Lemongrass is a native of the grass family, hailing from Asia and Africa primarily. Nutritionally, lemongrass offers vitamins and minerals that help to fight certain conditions and diseases and can be quite useful in your home health remedies.
Benefits of Lemongrass
If you have ever wondered how a citronella candle worked, you may want to plant some lemongrass in your garden. Before long, you will begin to see insects like mosquitoes and whiteflies head in the opposite direction, repulsed by the lemon scent. And before the mosquitos are gone, the honey bees will be hanging around for that same essence. They are attracted to the grass almost as much as the honey bee pheromones.
The most typical use of lemongrass is in Asian cuisine and middle eastern medicinal treatments. Composed of citronella and geraniol which are antiseptics, it can be used as a preservative and antifungal. Lemongrass is often found in soaps, detergents and disinfectants.
How to Grow Lemongrass
As an ornamental grass, lemongrass can hold its own next to many of the other tropical grasses used as anchor plants in your landscape. It is large at maturity to the tune of five feet in height. It’s stems are a grassy green with reddish roots, making it interesting and appealing.
Lemongrass likes a warm climate and thrives in the summertime. In the colder climates, it would do well indoors as a potted plant or outside as an annual, planted in the spring.

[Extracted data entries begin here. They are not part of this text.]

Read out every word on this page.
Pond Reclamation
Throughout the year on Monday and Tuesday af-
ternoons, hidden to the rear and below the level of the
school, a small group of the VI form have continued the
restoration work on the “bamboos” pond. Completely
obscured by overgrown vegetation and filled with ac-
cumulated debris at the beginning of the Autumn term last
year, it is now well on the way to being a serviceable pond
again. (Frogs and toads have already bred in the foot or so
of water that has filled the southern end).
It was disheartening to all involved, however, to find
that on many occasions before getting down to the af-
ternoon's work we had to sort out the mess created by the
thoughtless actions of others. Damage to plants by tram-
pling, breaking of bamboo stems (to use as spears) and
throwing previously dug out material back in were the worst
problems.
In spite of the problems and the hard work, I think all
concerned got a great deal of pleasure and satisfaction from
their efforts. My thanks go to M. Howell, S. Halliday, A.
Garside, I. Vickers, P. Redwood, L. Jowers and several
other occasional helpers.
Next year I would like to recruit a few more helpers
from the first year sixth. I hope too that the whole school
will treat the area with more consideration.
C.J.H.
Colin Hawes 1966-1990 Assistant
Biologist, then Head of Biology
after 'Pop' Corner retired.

Be sure to plant your lemongrass in rich, well-drained soil in an area with a lot of sun. Keep the soil moist but be sure not to over water. Lemongrass can withstand drought conditions but eventually its roots will dry out.
Lemongrass can be quite invasive. It will take over every corner of your garden unless tightly controlled. It should be placed within physical barriers of some type like rocks, fences or even containers. This is precisely what makes it so wonderful for herb and vegetable gardens. It is difficult to kill and easy to grow.
If you are not already on your way out the door to purchase some lemongrass for tonight’s curry or your mosquito problem, remember one more thing. It is a wonderful fragrance for aromatherapy. At the very least, try a lemongrass scented candle and you will feel the stress melt away while the lemony scent fills your home.